Stepping off the escalator at the top Ursula spit a nasty epithet his way, then disappeared into the upstairs hall.
John stood at the foot of the escalator, a reluctant witness to the bickering. Divining his attitude Philon mentally shrugged it off. The kid might as well learn what married life was like in these modern days.
"You got the book, eh?"
John pulled a book from his suit coat and laid it on a small table. "Yes, there's the book—and I never felt so rotten about anything in all my life!"
Philon said, "Kid, you've got a lot to learn about getting along in this world."
"All right—so I've got a lot to learn," John cried bitterly. "But there must be more to life than trying to stop the other guy from stripping the shirt off your back while you succeed in stripping off his!"
With that he took the escalator to the upper hall while Philon watched him disappear.
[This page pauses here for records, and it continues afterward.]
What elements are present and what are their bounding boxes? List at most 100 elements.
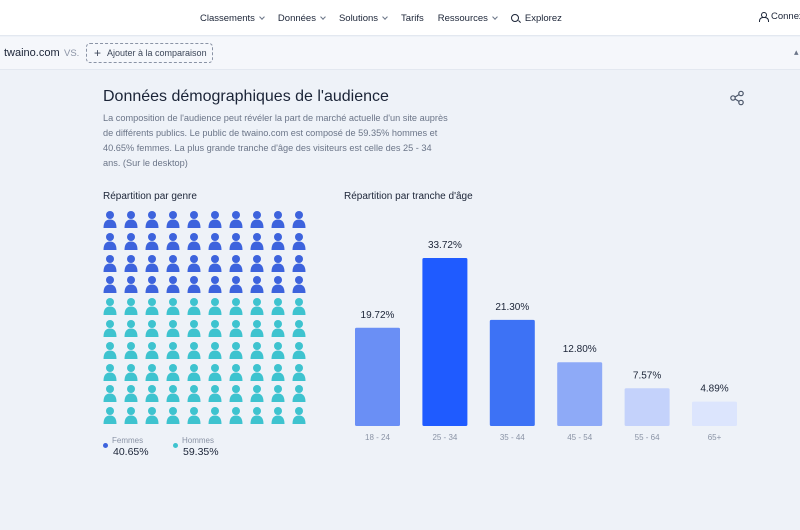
bar-3[interactable] xyxy=(557,362,603,426)
bar-value-label: 21.30% xyxy=(495,302,529,313)
person-female-icon xyxy=(166,276,180,294)
chevron-down-icon xyxy=(382,13,388,20)
nav-donnees[interactable]: Données xyxy=(278,13,326,24)
user-icon xyxy=(759,12,769,22)
person-male-icon xyxy=(292,407,306,425)
person-male-icon xyxy=(271,298,285,316)
person-female-icon xyxy=(145,254,159,272)
legend-female-label: Femmes xyxy=(112,436,144,445)
person-male-icon xyxy=(250,363,264,381)
person-male-icon xyxy=(250,298,264,316)
person-male-icon xyxy=(271,385,285,403)
person-male-icon xyxy=(250,385,264,403)
add-comparison-button[interactable]: + Ajouter à la comparaison xyxy=(86,43,213,63)
nav-explorez[interactable]: Explorez xyxy=(510,12,562,24)
person-female-icon xyxy=(187,211,201,228)
bar-value-label: 7.57% xyxy=(633,370,661,381)
person-male-icon xyxy=(124,363,138,381)
person-male-icon xyxy=(229,341,243,359)
nav-solutions-label: Solutions xyxy=(338,12,379,24)
person-female-icon xyxy=(187,254,201,272)
person-female-icon xyxy=(250,276,264,294)
bar-4[interactable] xyxy=(624,388,670,426)
person-female-icon xyxy=(229,276,243,294)
person-male-icon xyxy=(103,341,117,359)
person-female-icon xyxy=(208,211,222,228)
person-male-icon xyxy=(103,385,117,403)
share-icon[interactable] xyxy=(729,90,745,106)
person-male-icon xyxy=(103,320,117,337)
nav-explorez-label: Explorez xyxy=(524,12,562,24)
top-nav: Classements Données Solutions Tarifs Res… xyxy=(0,0,800,36)
nav-menu: Classements Données Solutions Tarifs Res… xyxy=(200,0,576,36)
person-male-icon xyxy=(166,407,180,425)
person-male-icon xyxy=(187,407,201,425)
person-female-icon xyxy=(145,276,159,294)
bar-5[interactable] xyxy=(692,401,737,426)
person-male-icon xyxy=(208,320,222,337)
person-male-icon xyxy=(103,298,117,316)
person-female-icon xyxy=(124,276,138,294)
category-label: 55 - 64 xyxy=(635,433,660,442)
person-female-icon xyxy=(103,232,117,250)
plus-icon: + xyxy=(94,46,102,60)
section-description: La composition de l'audience peut révéle… xyxy=(103,113,448,168)
chevron-up-icon[interactable]: ▴ xyxy=(794,47,799,57)
person-female-icon xyxy=(166,254,180,272)
person-female-icon xyxy=(292,232,306,250)
nav-solutions[interactable]: Solutions xyxy=(338,12,388,24)
person-male-icon xyxy=(208,363,222,381)
person-female-icon xyxy=(103,254,117,272)
nav-tarifs-label: Tarifs xyxy=(401,12,424,24)
person-male-icon xyxy=(145,341,159,359)
add-comparison-label: Ajouter à la comparaison xyxy=(107,48,207,58)
bar-2[interactable] xyxy=(489,319,535,426)
person-male-icon xyxy=(250,341,264,359)
nav-tarifs[interactable]: Tarifs xyxy=(401,13,424,24)
login-link[interactable]: Connex xyxy=(759,11,800,22)
male-dot xyxy=(173,443,178,448)
person-male-icon xyxy=(145,363,159,381)
nav-classements[interactable]: Classements xyxy=(200,13,265,24)
chevron-down-icon xyxy=(259,13,265,20)
age-bar-chart: 19.72% 18 - 24 33.72% 25 - 34 21.30% 35 - 44 1… xyxy=(355,240,737,442)
person-male-icon xyxy=(166,298,180,316)
chevron-down-icon xyxy=(320,13,326,20)
person-male-icon xyxy=(229,363,243,381)
person-male-icon xyxy=(103,407,117,425)
person-female-icon xyxy=(229,254,243,272)
person-female-icon xyxy=(250,232,264,250)
person-male-icon xyxy=(145,407,159,425)
female-dot xyxy=(103,443,108,448)
person-female-icon xyxy=(145,232,159,250)
nav-ressources[interactable]: Ressources xyxy=(438,13,498,24)
person-male-icon xyxy=(208,407,222,425)
person-female-icon xyxy=(271,254,285,272)
category-label: 35 - 44 xyxy=(500,433,525,442)
bar-value-label: 33.72% xyxy=(428,240,462,251)
person-male-icon xyxy=(229,407,243,425)
person-female-icon xyxy=(229,211,243,228)
chevron-down-icon xyxy=(492,13,498,20)
person-male-icon xyxy=(250,407,264,425)
person-male-icon xyxy=(208,298,222,316)
person-male-icon xyxy=(271,407,285,425)
person-female-icon xyxy=(208,254,222,272)
person-male-icon xyxy=(145,385,159,403)
bar-1[interactable] xyxy=(422,258,468,426)
person-female-icon xyxy=(187,276,201,294)
person-female-icon xyxy=(271,276,285,294)
category-label: 18 - 24 xyxy=(365,433,390,442)
bar-0[interactable] xyxy=(355,327,400,426)
person-male-icon xyxy=(187,363,201,381)
person-male-icon xyxy=(145,320,159,337)
person-male-icon xyxy=(292,363,306,381)
category-label: 45 - 54 xyxy=(567,433,592,442)
person-male-icon xyxy=(229,385,243,403)
person-male-icon xyxy=(187,341,201,359)
person-female-icon xyxy=(124,211,138,228)
comparison-bar: twaino.com VS. + Ajouter à la comparaiso… xyxy=(0,37,800,70)
bar-value-label: 12.80% xyxy=(563,344,597,355)
person-female-icon xyxy=(208,232,222,250)
person-male-icon xyxy=(103,363,117,381)
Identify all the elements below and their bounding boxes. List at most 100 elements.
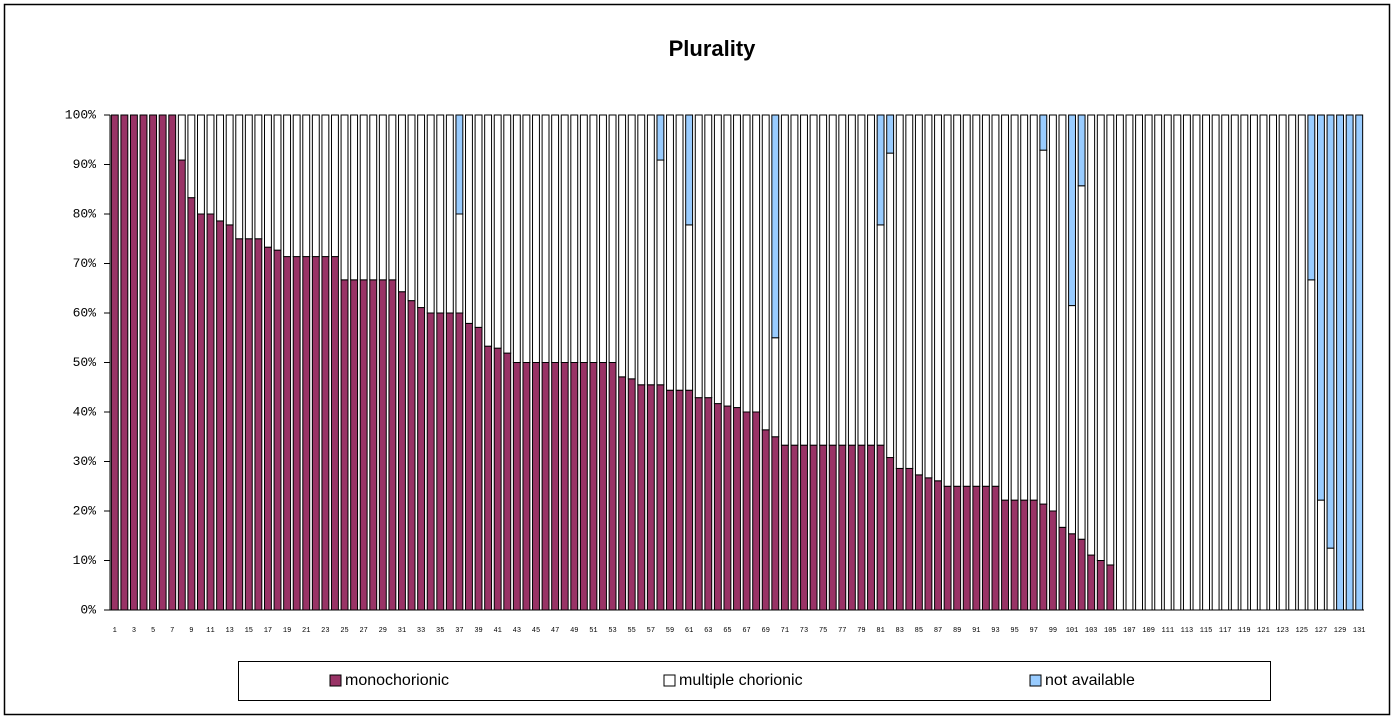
bar-segment: [359, 114, 368, 281]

Left alone now, Philon settled into a chair by a window and stared down the street at the MacDonald house. Odd people—it almost seemed they didn't belong in this time and period, considering their queer ways of thinking and looking at things. MacDonald himself in particular had some odd personal attitudes.
Like that incident in his basement—Philon had curiously pulled open a heavy steel door to a small cubicle filled with a most complex arrangement of large coils and heavy insulators and glassed-in filaments. MacDonald was almost rude in closing the door when he found Philon opening it. He had fumbled and stuttered around, explaining the room was a niche where he did a little experimenting on his own. Yes, strange people.
The next day Philon eagerly hastened to a bookstore dealing in antique editions. Hugging the book closely Philon told himself his troubles were all over. The book would surely bring between fifty and a hundred grand.